I asked my husband to read it. He did. He liked lots of it, made various suggestions for improvement, and expressed incredulity at my plot twist. It relied on my protagonist being young and naïve, having grown up in a sheltered upbringing. But no, it was too far a stretch. Oh. Half my story replied on this twist.
So a significant rewrite was needed. Draft three.
Trying out my revised chapters on Scribophile, an online forum (this site has been invaluable to me) I found I had a new issue. Readers assumed that, because my protagonist was fourteen, it was a YA novel. I didn’t feel I could put it out as YA seeing as the sub-plot was only of interest to adults, but I was very attached now to this sub-plot and didn’t want to abandon it. Besides, I didn’t see myself as a YA author – it wasn’t the way I wanted to go. The solution? Upgrade the sub-plot to a parallel plot.
In one respect, I saw this could work out very well. To complement the foundling searching for a mother I had a mother who had lost a daughter. I enjoyed weaving the two together. The woman who protects my first protagonist became the sister of the second protagonist. The pauper boy who gives the first protagonist directions for escaping her cruel mistress became the son of the beggar who gives a dangerous illness to the second protagonist. However, the sub-plot had to be dragged kicking and screaming into the spotlight. It was planned thinly, because it was quite thin – being secondary. As a sub-plot, Meriah’s story lacked shape, drama and high stakes. So I added and added to it. This built up the word count, but now I had a bit of a mishmash. I had a ghost story, a romance, a mystery and the story of a woman trying to keep her job. I really needed to decide what I was writing. I went over and over the story-line to decide what was my main thrust and to get the other themes to submit to it.

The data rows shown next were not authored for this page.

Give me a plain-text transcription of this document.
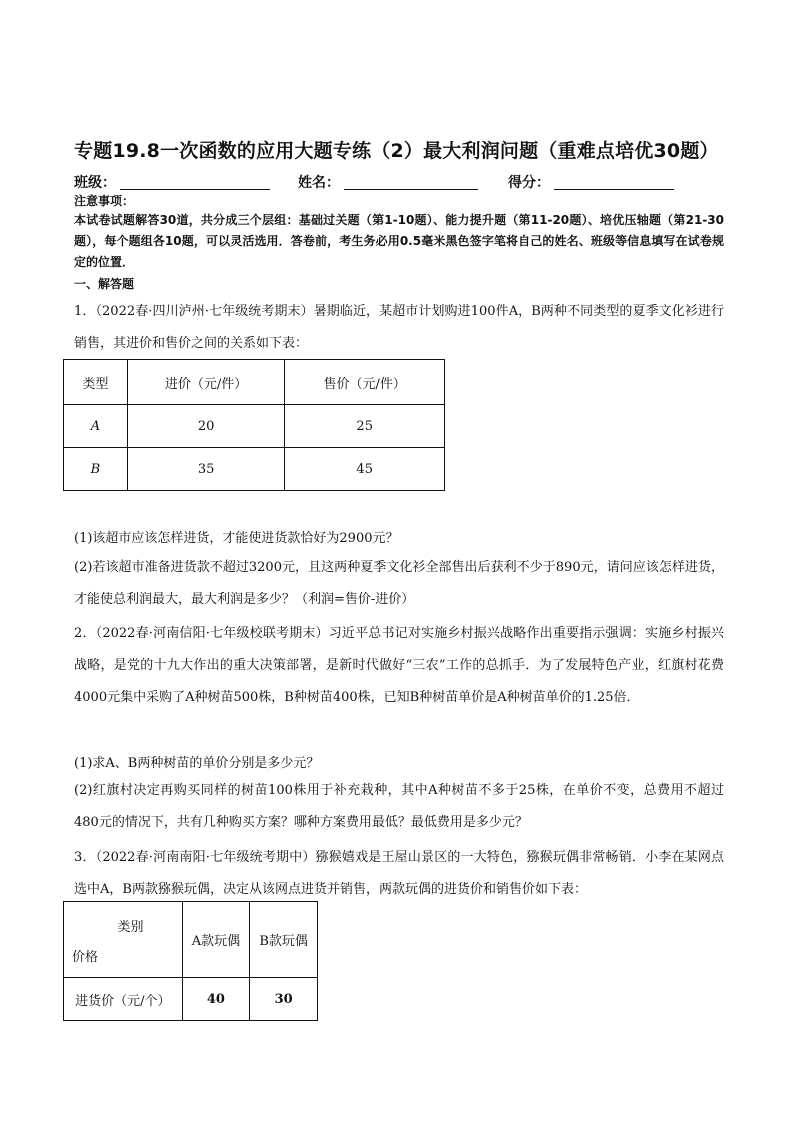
专题19.8一次函数的应用大题专练（2）最大利润问题（重难点培优30题）
班级：	姓名：	得分：
注意事项：
本试卷试题解答30道，共分成三个层组：基础过关题（第1-10题）、能力提升题（第11-20题）、培优压轴题（第21-30题），每个题组各10题，可以灵活选用．答卷前，考生务必用0.5毫米黑色签字笔将自己的姓名、班级等信息填写在试卷规定的位置．
一、解答题
1．（2022春·四川泸州·七年级统考期末）暑期临近，某超市计划购进100件A，B两种不同类型的夏季文化衫进行销售，其进价和售价之间的关系如下表：
类型	进价（元/件）	售价（元/件）
A	20	25
B	35	45
(1)该超市应该怎样进货，才能使进货款恰好为2900元？
(2)若该超市准备进货款不超过3200元，且这两种夏季文化衫全部售出后获利不少于890元，请问应该怎样进货，才能使总利润最大，最大利润是多少？（利润=售价-进价）
2．（2022春·河南信阳·七年级校联考期末）习近平总书记对实施乡村振兴战略作出重要指示强调：实施乡村振兴战略，是党的十九大作出的重大决策部署，是新时代做好“三农”工作的总抓手．为了发展特色产业，红旗村花费4000元集中采购了A种树苗500株，B种树苗400株，已知B种树苗单价是A种树苗单价的1.25倍．
(1)求A、B两种树苗的单价分别是多少元？
(2)红旗村决定再购买同样的树苗100株用于补充栽种，其中A种树苗不多于25株，在单价不变，总费用不超过480元的情况下，共有几种购买方案？哪种方案费用最低？最低费用是多少元？
3．（2022春·河南南阳·七年级统考期中）猕猴嬉戏是王屋山景区的一大特色，猕猴玩偶非常畅销．小李在某网点选中A，B两款猕猴玩偶，决定从该网点进货并销售，两款玩偶的进货价和销售价如下表：
类别
价格	A款玩偶	B款玩偶
进货价（元/个）	40	30
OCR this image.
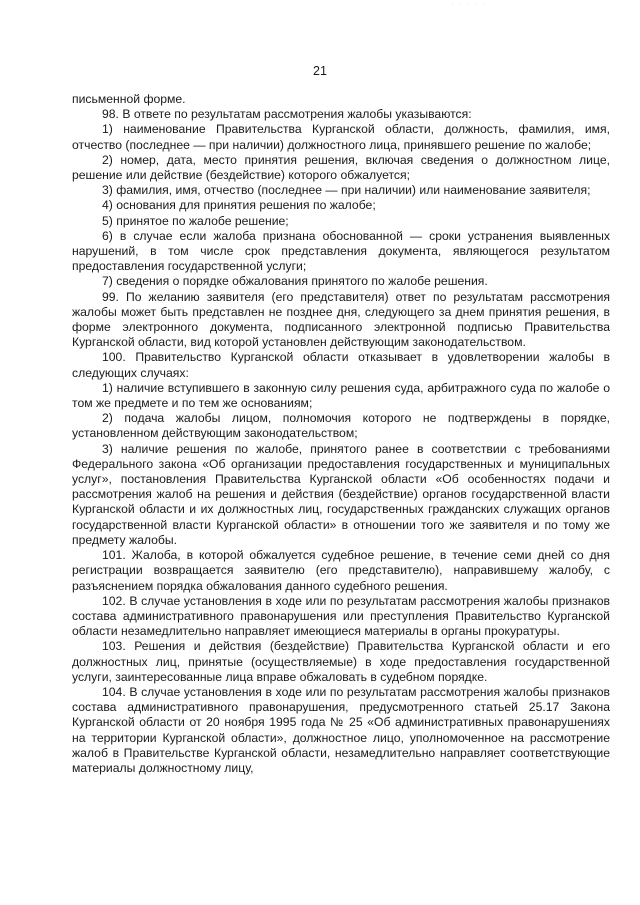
· · · · ·
21

письменной форме.

98. В ответе по результатам рассмотрения жалобы указываются:

1) наименование Правительства Курганской области, должность, фамилия, имя, отчество (последнее — при наличии) должностного лица, принявшего решение по жалобе;

2) номер, дата, место принятия решения, включая сведения о должностном лице, решение или действие (бездействие) которого обжалуется;

3) фамилия, имя, отчество (последнее — при наличии) или наименование заявителя;

4) основания для принятия решения по жалобе;

5) принятое по жалобе решение;

6) в случае если жалоба признана обоснованной — сроки устранения выявленных нарушений, в том числе срок представления документа, являющегося результатом предоставления государственной услуги;

7) сведения о порядке обжалования принятого по жалобе решения.

99. По желанию заявителя (его представителя) ответ по результатам рассмотрения жалобы может быть представлен не позднее дня, следующего за днем принятия решения, в форме электронного документа, подписанного электронной подписью Правительства Курганской области, вид которой установлен действующим законодательством.

100. Правительство Курганской области отказывает в удовлетворении жалобы в следующих случаях:

1) наличие вступившего в законную силу решения суда, арбитражного суда по жалобе о том же предмете и по тем же основаниям;

2) подача жалобы лицом, полномочия которого не подтверждены в порядке, установленном действующим законодательством;

3) наличие решения по жалобе, принятого ранее в соответствии с требованиями Федерального закона «Об организации предоставления государственных и муниципальных услуг», постановления Правительства Курганской области «Об особенностях подачи и рассмотрения жалоб на решения и действия (бездействие) органов государственной власти Курганской области и их должностных лиц, государственных гражданских служащих органов государственной власти Курганской области» в отношении того же заявителя и по тому же предмету жалобы.

101. Жалоба, в которой обжалуется судебное решение, в течение семи дней со дня регистрации возвращается заявителю (его представителю), направившему жалобу, с разъяснением порядка обжалования данного судебного решения.

102. В случае установления в ходе или по результатам рассмотрения жалобы признаков состава административного правонарушения или преступления Правительство Курганской области незамедлительно направляет имеющиеся материалы в органы прокуратуры.

103. Решения и действия (бездействие) Правительства Курганской области и его должностных лиц, принятые (осуществляемые) в ходе предоставления государственной услуги, заинтересованные лица вправе обжаловать в судебном порядке.

104. В случае установления в ходе или по результатам рассмотрения жалобы признаков состава административного правонарушения, предусмотренного статьей 25.17 Закона Курганской области от 20 ноября 1995 года № 25 «Об административных правонарушениях на территории Курганской области», должностное лицо, уполномоченное на рассмотрение жалоб в Правительстве Курганской области, незамедлительно направляет соответствующие материалы должностному лицу,
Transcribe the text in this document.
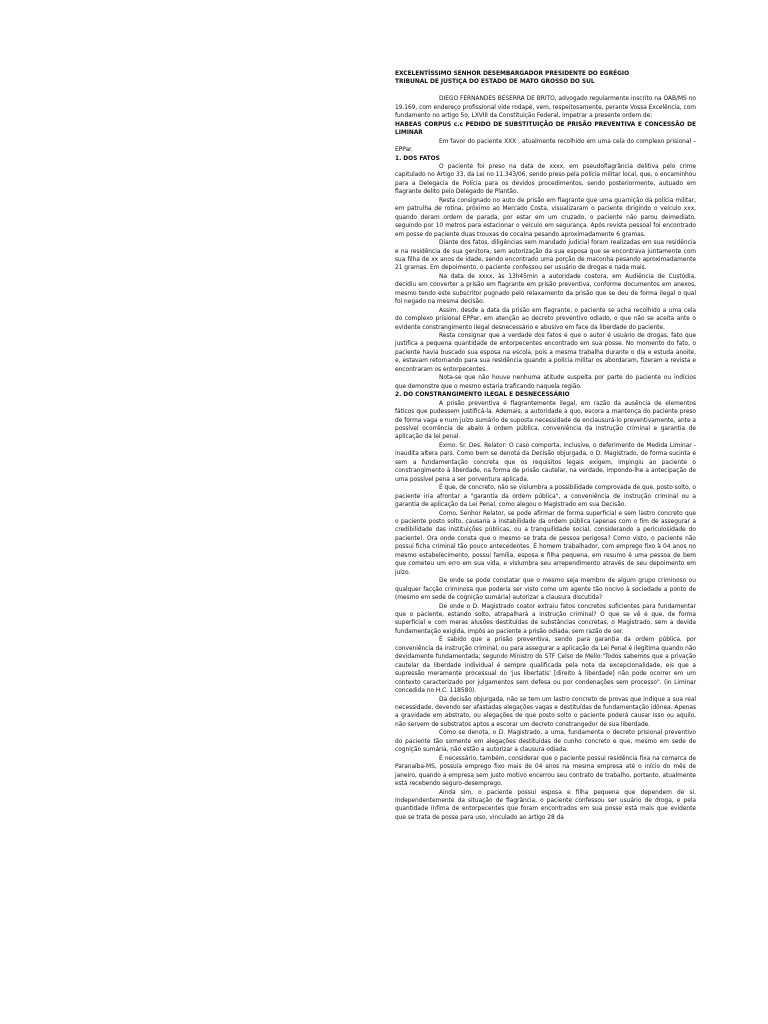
EXCELENTÍSSIMO SENHOR DESEMBARGADOR PRESIDENTE DO EGRÉGIO

TRIBUNAL DE JUSTIÇA DO ESTADO DE MATO GROSSO DO SUL

DIEGO FERNANDES BESERRA DE BRITO, advogado regularmente inscrito na OAB/MS no 19.169, com endereço profissional vide rodapé, vem, respeitosamente, perante Vossa Excelência, com fundamento no artigo 5o, LXVIII da Constituição Federal, impetrar a presente ordem de:

HABEAS CORPUS c.c PEDIDO DE SUBSTITUIÇÃO DE PRISÃO PREVENTIVA E CONCESSÃO DE LIMINAR

Em favor do paciente XXX , atualmente recolhido em uma cela do complexo prisional – EPPar.

1. DOS FATOS

O paciente foi preso na data de xxxx, em pseudoflagrância delitiva pelo crime capitulado no Artigo 33, da Lei no 11.343/06, sendo preso pela polícia militar local, que, o encaminhou para a Delegacia de Polícia para os devidos procedimentos, sendo posteriormente, autuado em flagrante delito pelo Delegado de Plantão.

Resta consignado no auto de prisão em flagrante que uma guarnição da polícia militar, em patrulha de rotina, próximo ao Mercado Costa, visualizaram o paciente dirigindo o veículo xxx, quando deram ordem de parada, por estar em um cruzado, o paciente não parou deimediato, seguindo por 10 metros para estacionar o veículo em segurança. Após revista pessoal foi encontrado em posse do paciente duas trouxas de cocaína pesando aproximadamente 6 gramas.

Diante dos fatos, diligências sem mandado judicial foram realizadas em sua residência e na residência de sua genitora, sem autorização da sua esposa que se encontrava juntamente com sua filha de xx anos de idade, sendo encontrado uma porção de maconha pesando aproximadamente 21 gramas. Em depoimento, o paciente confessou ser usuário de drogas e nada mais.

Na data de xxxx, às 13h45min a autoridade coatora, em Audiência de Custódia, decidiu em converter a prisão em flagrante em prisão preventiva, conforme documentos em anexos, mesmo tendo este subscritor pugnado pelo relaxamento da prisão que se deu de forma ilegal o qual foi negado na mesma decisão.

Assim, desde a data da prisão em flagrante, o paciente se acha recolhido a uma cela do complexo prisional EPPar, em atenção ao decreto preventivo odiado, o que não se aceita ante o evidente constrangimento ilegal desnecessário e abusivo em face da liberdade do paciente.

Resta consignar que a verdade dos fatos é que o autor é usuário de drogas, fato que justifica a pequena quantidade de entorpecentes encontrado em sua posse. No momento do fato, o paciente havia buscado sua esposa na escola, pois a mesma trabalha durante o dia e estuda anoite, e, estavam retornando para sua residência quando a polícia militar os abordaram, fizeram a revista e encontraram os entorpecentes.

Nota-se que não houve nenhuma atitude suspeita por parte do paciente ou indícios que demonstre que o mesmo estaria traficando naquela região.

2. DO CONSTRANGIMENTO ILEGAL E DESNECESSÁRIO

A prisão preventiva é flagrantemente ilegal, em razão da ausência de elementos fáticos que pudessem justificá-la. Ademais, a autoridade a quo, escora a mantença do paciente preso de forma vaga e num juízo sumário de suposta necessidade de enclausurá-lo preventivamente, ante a possível ocorrência de abalo à ordem pública, conveniência da instrução criminal e garantia de aplicação da lei penal.

Exmo. Sr. Des. Relator: O caso comporta, inclusive, o deferimento de Medida Liminar - inaudita altera pars. Como bem se denota da Decisão objurgada, o D. Magistrado, de forma sucinta e sem a fundamentação concreta que os requisitos legais exigem, impingiu ao paciente o constrangimento à liberdade, na forma de prisão cautelar, na verdade, impondo-lhe a antecipação de uma possível pena a ser porventura aplicada.

É que, de concreto, não se vislumbra a possibilidade comprovada de que, posto solto, o paciente iria afrontar a "garantia da ordem pública", a conveniência de instrução criminal ou a garantia de aplicação da Lei Penal, como alegou o Magistrado em sua Decisão.

Como, Senhor Relator, se pode afirmar de forma superficial e sem lastro concreto que o paciente posto solto, causaria a instabilidade da ordem pública (apenas com o fim de assegurar a credibilidade das instituições públicas, ou a tranquilidade social, considerando a periculosidade do paciente). Ora onde consta que o mesmo se trata de pessoa perigosa? Como visto, o paciente não possui ficha criminal tão pouco antecedentes. É homem trabalhador, com emprego fixo à 04 anos no mesmo estabelecimento, possui família, esposa e filha pequena, em resumo é uma pessoa de bem que cometeu um erro em sua vida, e vislumbra seu arrependimento através de seu depoimento em juízo.

De onde se pode constatar que o mesmo seja membro de algum grupo criminoso ou qualquer facção criminosa que poderia ser visto como um agente tão nocivo à sociedade a ponto de (mesmo em sede de cognição sumária) autorizar a clausura discutida?

De onde o D. Magistrado coator extraiu fatos concretos suficientes para fundamentar que o paciente, estando solto, atrapalhará a instrução criminal? O que se vê é que, de forma superficial e com meras alusões destituídas de substâncias concretas, o Magistrado, sem a devida fundamentação exigida, impôs ao paciente a prisão odiada, sem razão de ser.

É sabido que a prisão preventiva, sendo para garantia da ordem pública, por conveniência da instrução criminal, ou para assegurar a aplicação da Lei Penal é ilegítima quando não devidamente fundamentada; segundo Ministro do STF Celso de Mello:"Todos sabemos que a privação cautelar da liberdade individual é sempre qualificada pela nota da excepcionalidade, eis que a supressão meramente processual do 'jus libertatis' [direito à liberdade] não pode ocorrer em um contexto caracterizado por julgamentos sem defesa ou por condenações sem processo". (in Liminar concedida no H.C. 118580).

Da decisão objurgada, não se tem um lastro concreto de provas que indique a sua real necessidade, devendo ser afastadas alegações vagas e destituídas de fundamentação idônea. Apenas a gravidade em abstrato, ou alegações de que posto solto o paciente poderá causar isso ou aquilo, não servem de substratos aptos a escorar um decreto constrangedor de sua liberdade.

Como se denota, o D. Magistrado, a uma, fundamenta o decreto prisional preventivo do paciente tão somente em alegações destituídas de cunho concreto e que, mesmo em sede de cognição sumária, não estão a autorizar a clausura odiada.

É necessário, também, considerar que o paciente possui residência fixa na comarca de Paranaíba-MS, possuía emprego fixo mais de 04 anos na mesma empresa até o início do mês de janeiro, quando a empresa sem justo motivo encerrou seu contrato de trabalho, portanto, atualmente está recebendo seguro-desemprego.

Ainda sim, o paciente possui esposa e filha pequena que dependem de si. Independentemente da situação de flagrância, o paciente confessou ser usuário de droga, e pela quantidade ínfima de entorpecentes que foram encontrados em sua posse está mais que evidente que se trata de posse para uso, vinculado ao artigo 28 da
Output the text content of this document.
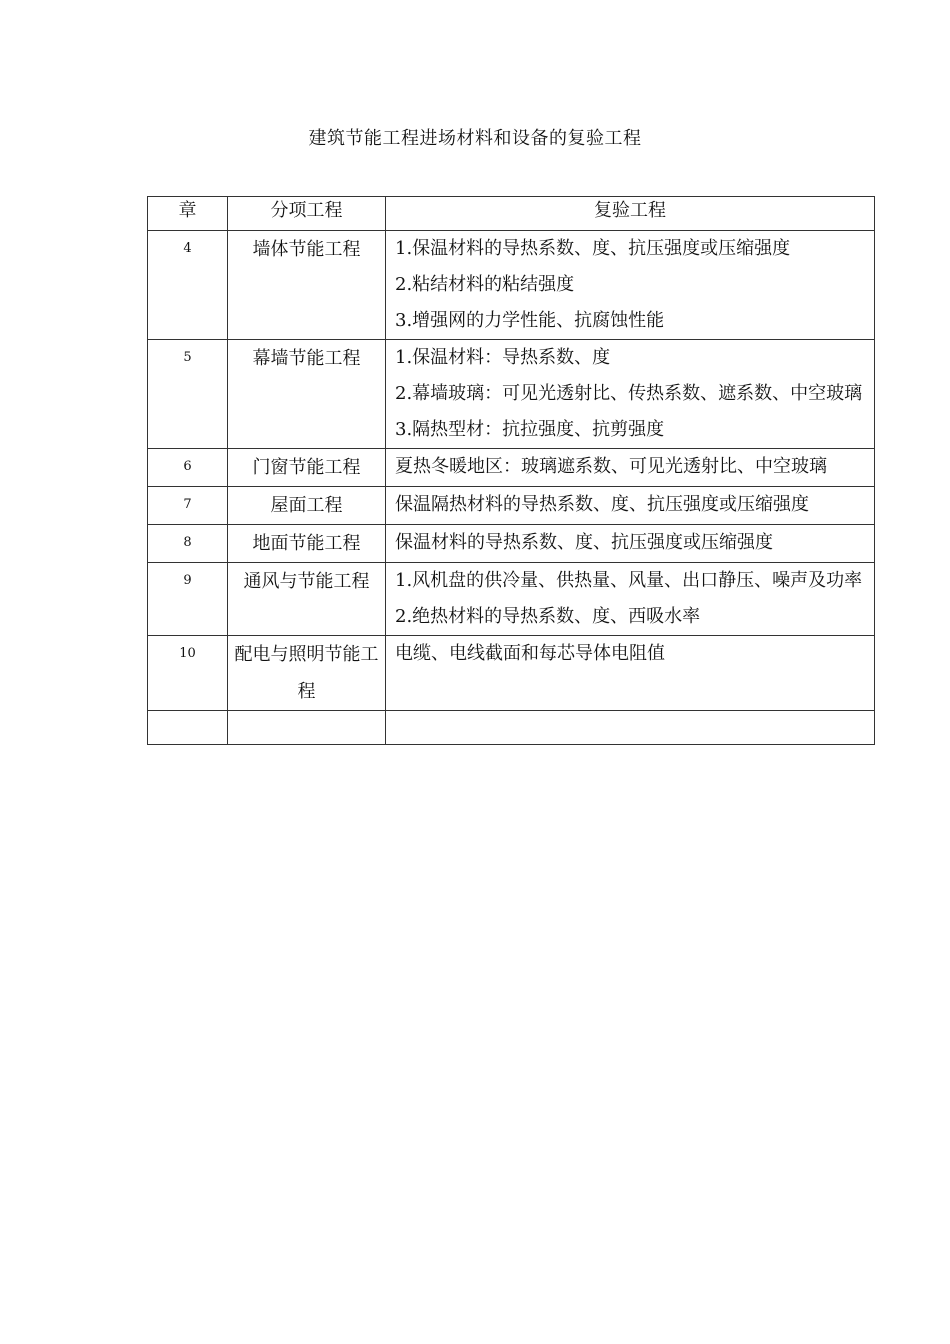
建筑节能工程进场材料和设备的复验工程
章	分项工程	复验工程
4	墙体节能工程	1.保温材料的导热系数、度、抗压强度或压缩强度

2.粘结材料的粘结强度

3.增强网的力学性能、抗腐蚀性能

5	幕墙节能工程	1.保温材料：导热系数、度

2.幕墙玻璃：可见光透射比、传热系数、遮系数、中空玻璃

3.隔热型材：抗拉强度、抗剪强度

6	门窗节能工程	夏热冬暖地区：玻璃遮系数、可见光透射比、中空玻璃

7	屋面工程	保温隔热材料的导热系数、度、抗压强度或压缩强度

8	地面节能工程	保温材料的导热系数、度、抗压强度或压缩强度

9	通风与节能工程	1.风机盘的供冷量、供热量、风量、出口静压、噪声及功率

2.绝热材料的导热系数、度、西吸水率

10	配电与照明节能工程	电缆、电线截面和每芯导体电阻值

Next, there was the shape of Meriah’s story. As a main plot, it needed definite peaks and troughs. About this time, I started reading John Yorke’s Into the Woods, and discovered the concept of the direction twist in the middle. I spent days playing round with Meriah’s story, writing out the plan in different ways, using my whiteboard and colour coding. Moving on, I rewrote her thread extensively. As I’ve worked, I’ve constantly questioned, tweaked, doubted. As a sub-plot heroine, Meriah could be quite passive. As a main protagonist, is she strong enough? And so I go on patching, and fearing I will never get to the end of it.
Would I have avoided all these problems if I’d planned in more detail? Even after putting away my outline for a few months?
I’m not sure. I think I could have avoided the issue of audience by thinking that through carefully. And now, after drafting the third novel that’s then fallen apart due to plot holes and story-lines that beggar belief, I might finally have a nose for them.